Construction jobs are difficult to fill

Construction has been a major driver of hiring in recent months, but now builders are having trouble finding the workers they need.

Friday's January jobs report showed that construction added 28,000 jobs in January, about 18% of the the jobs created overall. It's the fourth straight month of strong construction job gains as home building has rebounded. Low mortgage rates, rising home prices and low inventories of new homes for sale are expected to continue to boost the housing recovery through 2013.

But builders say hiring has been crimped because they and their subcontractors are unable to find the skilled construction workers.

"The bodies are just not there," said Johnny Yates, vice president of Rampart Construction in the Dallas-Fort Worth area.

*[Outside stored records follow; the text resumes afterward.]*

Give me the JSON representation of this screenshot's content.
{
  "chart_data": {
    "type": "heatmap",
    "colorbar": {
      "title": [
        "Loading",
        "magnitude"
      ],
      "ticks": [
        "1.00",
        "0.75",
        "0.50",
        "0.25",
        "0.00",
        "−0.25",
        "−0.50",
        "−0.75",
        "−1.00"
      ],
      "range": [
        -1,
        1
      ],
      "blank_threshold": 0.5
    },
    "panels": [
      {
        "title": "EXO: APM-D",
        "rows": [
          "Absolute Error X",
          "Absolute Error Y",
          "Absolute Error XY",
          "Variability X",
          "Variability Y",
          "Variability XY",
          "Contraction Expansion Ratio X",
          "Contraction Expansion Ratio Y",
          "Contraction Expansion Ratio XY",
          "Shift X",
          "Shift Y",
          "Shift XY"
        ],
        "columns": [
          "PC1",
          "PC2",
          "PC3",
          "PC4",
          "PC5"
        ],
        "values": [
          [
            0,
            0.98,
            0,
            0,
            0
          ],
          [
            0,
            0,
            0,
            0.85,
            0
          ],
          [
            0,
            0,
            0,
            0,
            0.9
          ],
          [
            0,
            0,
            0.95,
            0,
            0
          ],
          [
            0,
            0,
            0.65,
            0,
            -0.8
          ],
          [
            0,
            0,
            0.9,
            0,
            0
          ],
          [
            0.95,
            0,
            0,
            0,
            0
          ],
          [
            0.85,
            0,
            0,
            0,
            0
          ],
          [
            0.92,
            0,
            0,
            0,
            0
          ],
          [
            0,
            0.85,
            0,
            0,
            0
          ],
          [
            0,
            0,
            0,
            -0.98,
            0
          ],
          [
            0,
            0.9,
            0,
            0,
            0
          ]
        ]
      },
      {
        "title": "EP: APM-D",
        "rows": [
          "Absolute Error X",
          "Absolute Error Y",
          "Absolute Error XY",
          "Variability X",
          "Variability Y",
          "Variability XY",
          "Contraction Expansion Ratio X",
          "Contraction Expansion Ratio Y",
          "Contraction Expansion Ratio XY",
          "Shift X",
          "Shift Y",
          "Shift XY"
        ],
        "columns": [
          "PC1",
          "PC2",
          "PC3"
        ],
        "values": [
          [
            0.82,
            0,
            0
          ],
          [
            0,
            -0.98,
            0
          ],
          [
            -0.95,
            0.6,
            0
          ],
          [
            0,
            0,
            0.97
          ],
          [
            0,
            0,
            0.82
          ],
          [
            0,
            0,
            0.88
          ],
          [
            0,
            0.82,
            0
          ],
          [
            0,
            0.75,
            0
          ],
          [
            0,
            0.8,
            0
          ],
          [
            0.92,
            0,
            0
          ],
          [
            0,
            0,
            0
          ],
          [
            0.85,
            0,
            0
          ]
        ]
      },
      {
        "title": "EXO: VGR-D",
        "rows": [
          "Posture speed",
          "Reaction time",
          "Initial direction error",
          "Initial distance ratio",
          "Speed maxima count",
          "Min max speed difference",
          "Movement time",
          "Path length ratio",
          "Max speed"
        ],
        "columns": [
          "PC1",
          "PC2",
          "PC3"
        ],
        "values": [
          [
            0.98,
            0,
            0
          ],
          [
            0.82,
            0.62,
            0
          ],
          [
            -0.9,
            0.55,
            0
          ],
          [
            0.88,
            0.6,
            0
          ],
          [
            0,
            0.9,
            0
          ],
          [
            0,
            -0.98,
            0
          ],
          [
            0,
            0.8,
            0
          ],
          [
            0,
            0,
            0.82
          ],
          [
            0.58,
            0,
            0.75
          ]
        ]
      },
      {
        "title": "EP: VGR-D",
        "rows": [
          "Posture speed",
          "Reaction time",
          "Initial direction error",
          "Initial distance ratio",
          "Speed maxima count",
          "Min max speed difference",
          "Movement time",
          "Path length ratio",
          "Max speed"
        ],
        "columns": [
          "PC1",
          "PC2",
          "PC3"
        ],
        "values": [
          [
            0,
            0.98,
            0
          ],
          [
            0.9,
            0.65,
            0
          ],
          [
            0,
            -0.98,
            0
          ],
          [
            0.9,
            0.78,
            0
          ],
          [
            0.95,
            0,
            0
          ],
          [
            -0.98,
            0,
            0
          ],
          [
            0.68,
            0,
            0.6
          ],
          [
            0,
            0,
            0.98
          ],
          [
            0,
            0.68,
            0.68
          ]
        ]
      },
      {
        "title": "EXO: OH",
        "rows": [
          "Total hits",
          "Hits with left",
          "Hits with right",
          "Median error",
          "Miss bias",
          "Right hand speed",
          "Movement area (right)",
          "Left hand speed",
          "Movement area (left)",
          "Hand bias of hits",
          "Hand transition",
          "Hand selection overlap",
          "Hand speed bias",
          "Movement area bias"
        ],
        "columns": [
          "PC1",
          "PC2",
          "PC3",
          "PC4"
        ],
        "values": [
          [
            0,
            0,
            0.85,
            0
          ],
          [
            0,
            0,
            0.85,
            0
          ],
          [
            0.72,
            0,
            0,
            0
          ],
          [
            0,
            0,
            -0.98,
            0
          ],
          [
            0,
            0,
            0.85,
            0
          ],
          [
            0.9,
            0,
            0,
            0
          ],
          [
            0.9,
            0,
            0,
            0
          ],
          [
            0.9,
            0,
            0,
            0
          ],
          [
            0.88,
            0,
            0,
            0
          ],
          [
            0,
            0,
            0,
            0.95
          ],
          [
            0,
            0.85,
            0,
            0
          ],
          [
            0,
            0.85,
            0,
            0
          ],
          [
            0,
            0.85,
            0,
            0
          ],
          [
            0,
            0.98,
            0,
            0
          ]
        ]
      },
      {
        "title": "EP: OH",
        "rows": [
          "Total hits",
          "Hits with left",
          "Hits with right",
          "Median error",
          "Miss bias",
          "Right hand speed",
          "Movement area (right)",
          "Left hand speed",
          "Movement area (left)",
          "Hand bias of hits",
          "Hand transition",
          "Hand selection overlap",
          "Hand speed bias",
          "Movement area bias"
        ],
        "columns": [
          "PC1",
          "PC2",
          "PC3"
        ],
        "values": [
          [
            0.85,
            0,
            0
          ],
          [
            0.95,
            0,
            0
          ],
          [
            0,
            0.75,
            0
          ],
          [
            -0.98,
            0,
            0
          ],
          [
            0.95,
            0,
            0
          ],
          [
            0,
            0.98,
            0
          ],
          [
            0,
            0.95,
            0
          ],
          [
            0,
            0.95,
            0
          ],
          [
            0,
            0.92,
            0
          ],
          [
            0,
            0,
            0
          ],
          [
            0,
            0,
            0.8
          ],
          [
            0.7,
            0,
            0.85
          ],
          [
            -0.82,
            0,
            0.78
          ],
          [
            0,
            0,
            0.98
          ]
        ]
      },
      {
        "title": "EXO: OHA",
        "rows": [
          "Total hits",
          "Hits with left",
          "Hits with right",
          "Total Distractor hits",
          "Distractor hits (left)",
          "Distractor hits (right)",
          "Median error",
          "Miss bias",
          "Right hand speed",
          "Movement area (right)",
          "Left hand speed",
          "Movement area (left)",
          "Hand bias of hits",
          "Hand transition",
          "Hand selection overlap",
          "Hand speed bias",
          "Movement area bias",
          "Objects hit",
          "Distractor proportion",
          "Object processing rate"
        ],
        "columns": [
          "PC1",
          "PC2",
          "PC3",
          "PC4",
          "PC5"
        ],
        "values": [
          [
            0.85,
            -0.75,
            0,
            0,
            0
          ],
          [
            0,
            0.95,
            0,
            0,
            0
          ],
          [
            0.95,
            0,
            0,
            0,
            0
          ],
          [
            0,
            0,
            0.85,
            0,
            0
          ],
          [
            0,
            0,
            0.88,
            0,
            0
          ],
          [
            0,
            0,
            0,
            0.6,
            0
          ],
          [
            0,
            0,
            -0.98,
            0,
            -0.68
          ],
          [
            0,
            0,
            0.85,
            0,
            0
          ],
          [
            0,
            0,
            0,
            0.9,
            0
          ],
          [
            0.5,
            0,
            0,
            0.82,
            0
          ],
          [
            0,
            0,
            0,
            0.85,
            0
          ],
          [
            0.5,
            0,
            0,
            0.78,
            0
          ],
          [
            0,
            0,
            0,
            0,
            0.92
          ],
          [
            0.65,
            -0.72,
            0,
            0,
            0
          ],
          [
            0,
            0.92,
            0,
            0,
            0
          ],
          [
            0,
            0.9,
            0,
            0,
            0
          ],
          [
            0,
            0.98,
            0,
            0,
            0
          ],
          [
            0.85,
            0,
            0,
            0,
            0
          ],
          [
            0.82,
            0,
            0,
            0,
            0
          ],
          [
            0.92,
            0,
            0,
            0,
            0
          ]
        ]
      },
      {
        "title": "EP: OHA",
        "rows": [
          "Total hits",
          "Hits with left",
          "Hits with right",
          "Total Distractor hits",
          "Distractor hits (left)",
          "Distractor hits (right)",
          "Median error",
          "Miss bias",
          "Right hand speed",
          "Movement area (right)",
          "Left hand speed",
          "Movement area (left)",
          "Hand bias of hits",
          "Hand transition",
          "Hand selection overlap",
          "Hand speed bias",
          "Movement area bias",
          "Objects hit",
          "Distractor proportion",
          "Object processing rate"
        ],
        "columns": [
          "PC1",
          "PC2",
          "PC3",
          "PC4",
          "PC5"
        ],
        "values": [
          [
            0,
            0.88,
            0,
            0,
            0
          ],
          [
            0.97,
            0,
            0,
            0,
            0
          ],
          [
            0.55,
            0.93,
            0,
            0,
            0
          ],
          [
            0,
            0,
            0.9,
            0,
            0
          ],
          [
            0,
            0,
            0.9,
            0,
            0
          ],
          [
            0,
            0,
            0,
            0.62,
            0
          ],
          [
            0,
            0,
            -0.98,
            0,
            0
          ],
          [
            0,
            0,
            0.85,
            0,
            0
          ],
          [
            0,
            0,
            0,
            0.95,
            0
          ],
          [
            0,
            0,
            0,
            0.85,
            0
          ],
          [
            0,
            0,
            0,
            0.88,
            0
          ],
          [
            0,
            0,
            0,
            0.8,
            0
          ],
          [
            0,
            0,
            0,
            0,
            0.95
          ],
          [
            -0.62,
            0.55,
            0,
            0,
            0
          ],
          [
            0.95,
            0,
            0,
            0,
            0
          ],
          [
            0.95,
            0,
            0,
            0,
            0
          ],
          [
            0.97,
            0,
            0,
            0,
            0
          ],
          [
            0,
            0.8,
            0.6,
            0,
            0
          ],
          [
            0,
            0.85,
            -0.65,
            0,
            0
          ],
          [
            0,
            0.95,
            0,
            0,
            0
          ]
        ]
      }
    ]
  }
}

Rampart, which specializes in the booming multi-family home sector, added about 25 workers in 2012. The company now employs 85 people, which is about what it had at the height of the housing boom and more than triple what staffing fell to in 2010. But Yates doesn't think he'll be able to expand much further, because he can't find qualified people.

When the bottom fell out of the construction industry after the housing bubble burst, Yates said many skilled workers left the field to find other jobs.

"People had to find other work to survive," he said. Some of the laborers during the housing boom were immigrants who went back to their home countries and haven't returned, he said.

His subcontractors, such as those that install sheet rock, have also had a difficult time filling their staffs and are working with smaller crews, which means projects take longer to complete.

Yates said Rampart will probably have to turn down some jobs this year because he doesn't think he can find the staff he needs.

"If the work force was out there and available, there definitely would be more hiring," he said.

Yates is not alone. A 2011 survey by the National Association of Home Builders found only 11% of its members were worried about the supply of labor. In January, it rose to 51%.

"You can't just snap a finger and bring all those people back," said Stephen Melman, director of economic services at NAHB.